Less predictably the BBC, our public service broadcaster which of often castigated as being left wing, and The Guardian/Observer, which is our only well funded left of centre media group, mostly went along with this scenario.
Forgetting that the trade unions are not limited liability companies with bosses appointed by the shareholders and paid millions more than in the days of Arthur Scargill and Hugh Scanlon and Jack Jones, in the 1960s and the 1970s when the trade union bosses were courted as avidly by the then Conservative leader, Edward Heath, as by Harold Wilson. The trade union bosses are elected by their members and cannot stay in office unless they continue to have the support of their members.
The mainstream press talks to the union leaders, including Derek Simpson, who as head of Unite, ran a very effective campaign supporting Ed.
But the votes which won Ed the leadership, were cast not by the trade union bosses, but by the members. No-one knows which unions the people who supported Ed, as compared with the many trade unionists who voted for the other candidates, including his brother.
But only a small percentage of trade unionists voted.
Who they were and why they voted that way, no-one knows.
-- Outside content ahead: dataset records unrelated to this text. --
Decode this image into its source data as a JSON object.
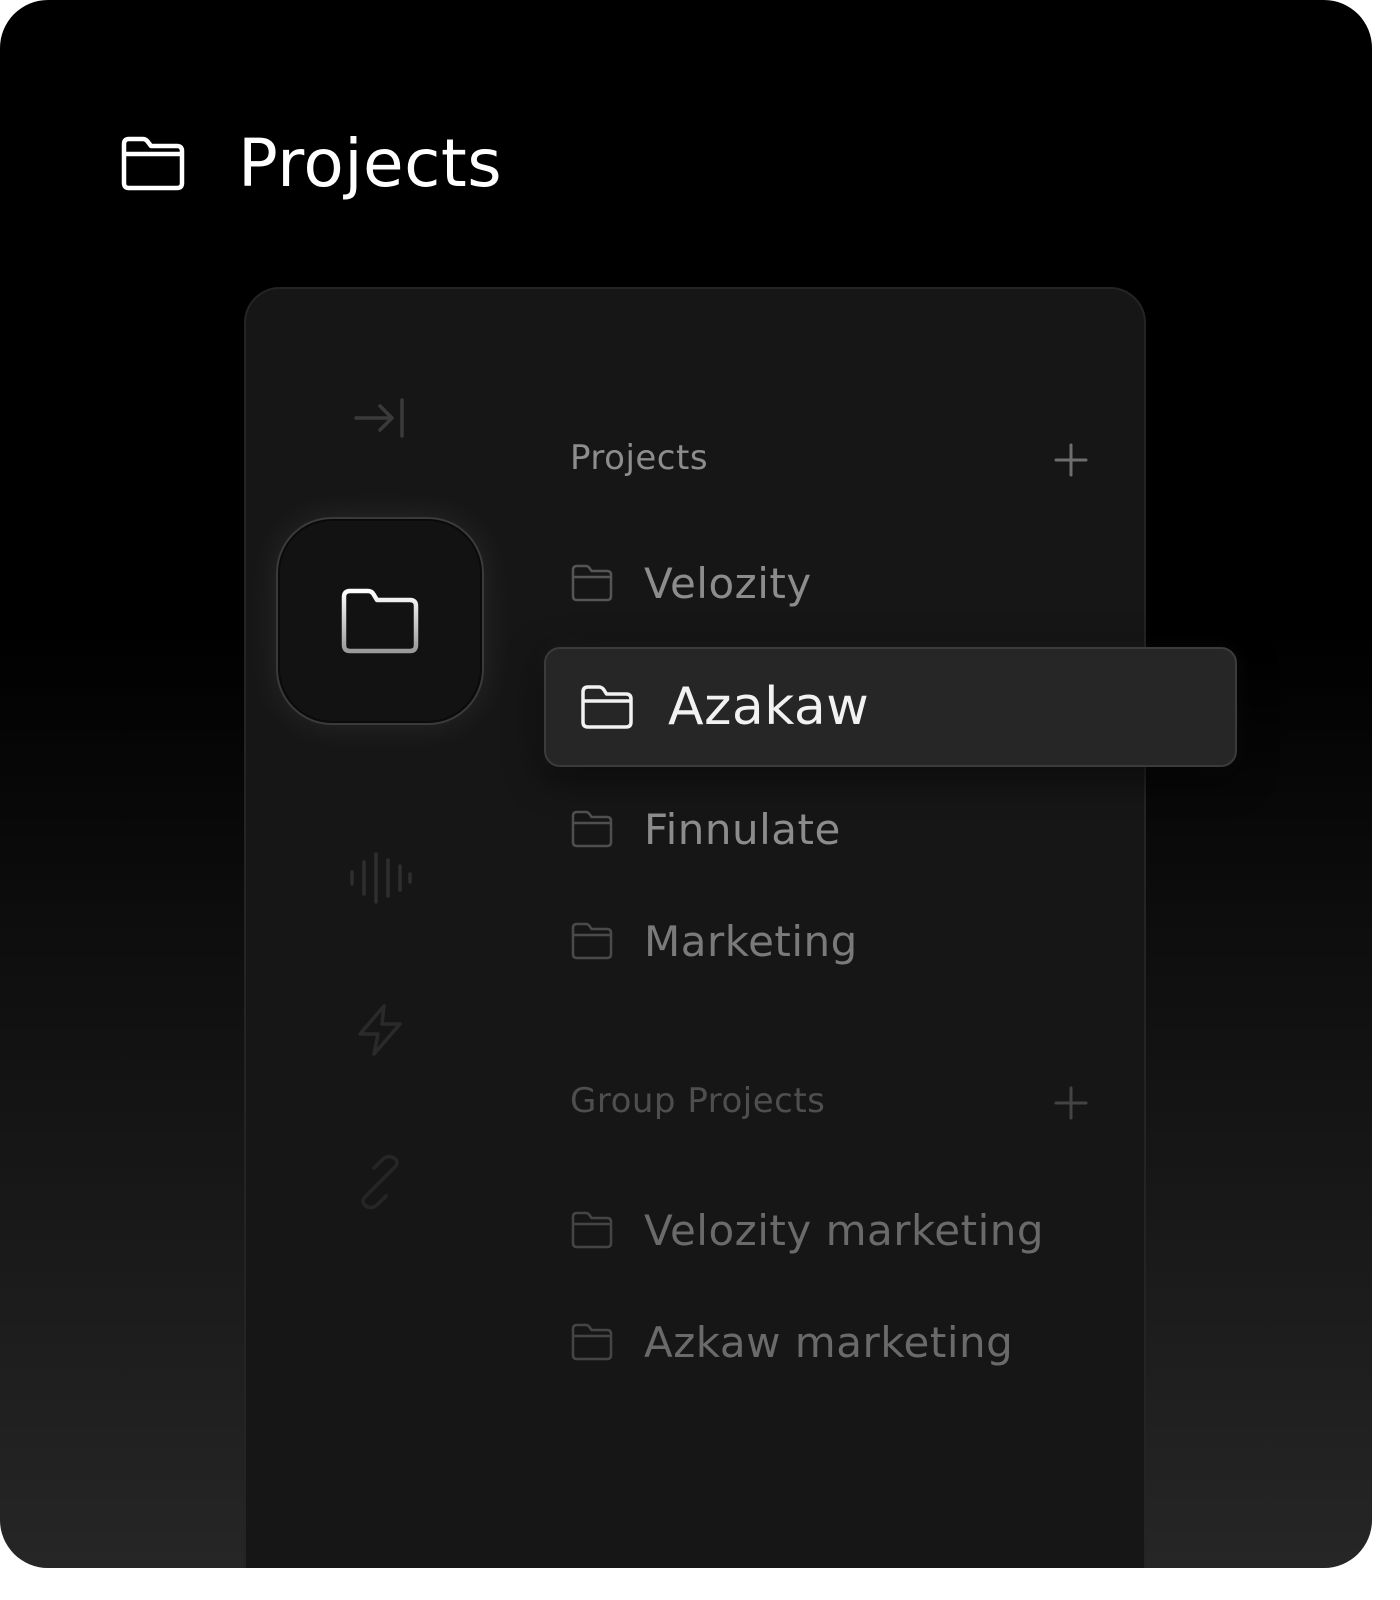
{
  "header": {
    "title": "Projects",
    "icon": "folder-icon"
  },
  "sidebar_rail": {
    "icons": [
      "collapse-sidebar-icon",
      "folder-icon",
      "waveform-icon",
      "lightning-icon",
      "link-icon"
    ],
    "active": "folder-icon"
  },
  "projects": {
    "title": "Projects",
    "add_icon": "plus-icon",
    "items": [
      {
        "label": "Velozity"
      },
      {
        "label": "Azakaw",
        "selected": true
      },
      {
        "label": "Finnulate"
      },
      {
        "label": "Marketing"
      }
    ]
  },
  "group_projects": {
    "title": "Group Projects",
    "add_icon": "plus-icon",
    "items": [
      {
        "label": "Velozity marketing"
      },
      {
        "label": "Azkaw marketing"
      }
    ]
  },
  "colors": {
    "background_top": "#000000",
    "panel": "#161616",
    "selected_row": "#262626",
    "text_primary": "#ffffff",
    "text_muted": "#8d8d8d"
  }
}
But the assumption of the mainstream press is that they are blue collar workers led by trade union bosses.
But it is equally likely that they were white collar workers, some of them in not very well paid public sector jobs. Others highly paid engineers, etc., who happen to believe in trade unionism.
Which means working, with colleagues to influence what happens in whatever organisation employs you.
Ed Miliband won because, alone amongst the candidates, he remembered the historic links between Labour and the trade unionists. He risked the wrath of the Daily Mail.
Today’s Daily Mail online is front paging with:
The only mention of the Labour leadership battle is in a column by their favourite red-bashing colunmnist, Richard Littlejohn, with a a hatched job alleging that Ed did not sign his child’s birth certificate. In the course of which Littlejohn harasses Ed for not being married.
He lives with a partner!!!
A woman not his wife.
Sadly, for the Daily Mail, this is not such a great scandal in 2010. If only Ed had had a male partner, the Daily Mail would have been able to frontpage on that.
Instead of leading with yet another story pandering to working class, and middle class, fears about foreigners.